Heat Vision breakdown
Released Wednesday, DC Entertainment’s Action Comics No. 1000 — the first comic in the U.S. industry to reach the thousand-issue mark — is at once both a celebration of Superman, who also reaches his 80th birthday today — and a signpost for what lies ahead for the Man of Steel, thanks to incoming Superman writer Brian Michael Bendis, whose first story appears in the issue.
The story, illustrated by DCE co-publisher Jim Lee, introduces Rogol Zaar, a new threat to Metropolis (one that is seemingly more than a match for both Superman and Supergirl, judging by the fight shown in the short story), who claims to have “cleansed the galaxy of the Kryptonian people,” before declaring, “The Kryptonian sickness finally ends today. Just like I once promised Jor-El…when I destroyed the planet Krypton.”

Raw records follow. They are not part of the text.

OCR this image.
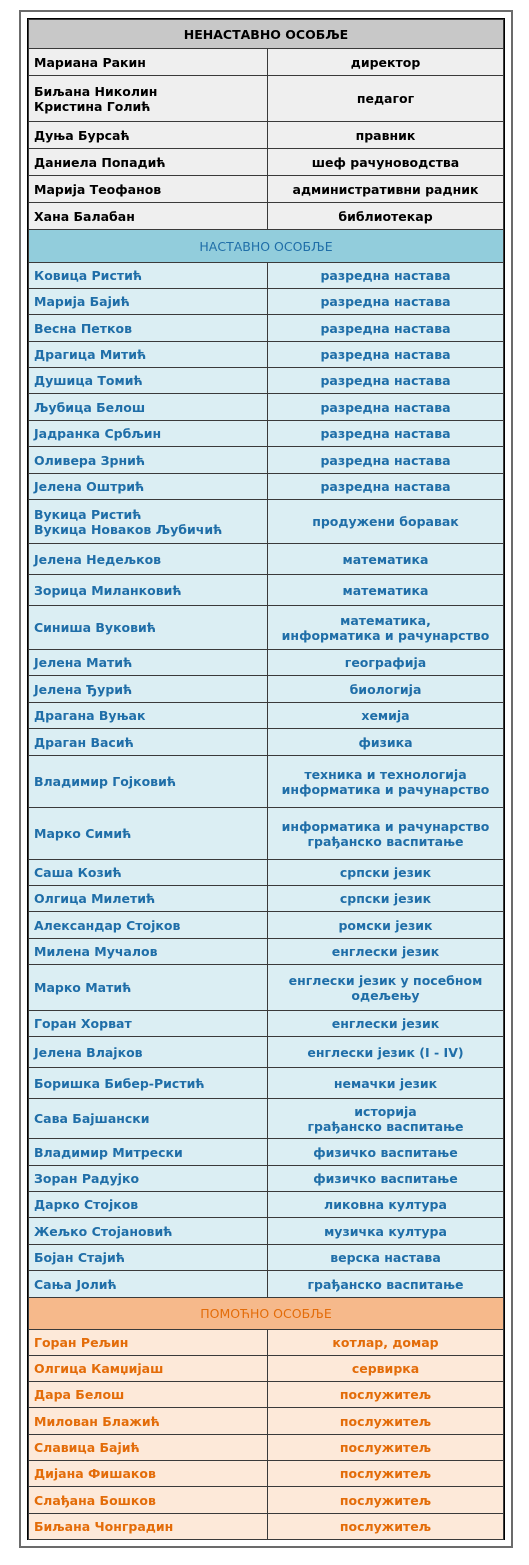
НЕНАСТАВНО ОСОБЉЕ	

Мариана Ракин	директор

Биљана Николин
Кристина Голић	педагог

Дуња Бурсаћ	правник

Даниела Попадић	шеф рачуноводства

Марија Теофанов	административни радник

Хана Балабан	библиотекар

НАСТАВНО ОСОБЉЕ	

Ковица Ристић	разредна настава

Марија Бајић	разредна настава

Весна Петков	разредна настава

Драгица Митић	разредна настава

Душица Томић	разредна настава

Љубица Белош	разредна настава

Јадранка Србљин	разредна настава

Оливера Зрнић	разредна настава

Јелена Оштрић	разредна настава

Вукица Ристић
Вукица Новаков Љубичић	продужени боравак

Јелена Недељков	математика

Зорица Миланковић	математика

Синиша Вуковић	математика,
информатика и рачунарство

Јелена Матић	географија

Јелена Ђурић	биологија

Драгана Вуњак	хемија

Драган Васић	физика

Владимир Гојковић	техника и технологија
информатика и рачунарство

Марко Симић	информатика и рачунарство
грађанско васпитање

Саша Козић	српски језик

Олгица Милетић	српски језик

Александар Стојков	ромски језик

Милена Мучалов	енглески језик

Марко Матић	енглески језик у посебном
одељењу

Горан Хорват	енглески језик

Јелена Влајков	енглески језик (I - IV)

Боришка Бибер-Ристић	немачки језик

Сава Бајшански	историја
грађанско васпитање

Владимир Митрески	физичко васпитање

Зоран Радујко	физичко васпитање

Дарко Стојков	ликовна култура

Жељко Стојановић	музичка култура

Бојан Стајић	верска настава

Сања Јолић	грађанско васпитање

ПОМОЋНО ОСОБЉЕ	

Горан Рељин	котлар, домар

Олгица Камџијаш	сервирка

Дара Белош	послужитељ

Милован Блажић	послужитељ

Славица Бајић	послужитељ

Дијана Фишаков	послужитељ

Слађана Бошков	послужитељ

Биљана Чонградин	послужитељ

The revelation leads into Bendis’ upcoming Man of Steel miniseries, which launches May 30 and runs weekly until July 4. The solicitations for that series, released by DC back in March, named Rogol Zaar for the first time and teased that he has “committed a string of atrocities across the cosmos that have led him to the Fortress of Solitude.” (Those solicitations also tease that Superman will, initially, be beaten by Zaar, which might be what readers see in the Action short.)
In Superman's origin story, as traditionally told, Krypton is thought to be destroyed through natural causes.
This won’t be the first time that the destruction of Krypton has been revisited in the last year; even beyond the Syfy TV series Krypton, a recent storyline in Action Comics saw Superman revisit the destruction of his home planet after it had been revealed that his father Jor-El had actually survived the planet’s end. (Don’t ask.) After all, what could be more natural when celebrating a birthday than going back to where it all began?
Action Comics No. 1000 is in stores and available digitally now.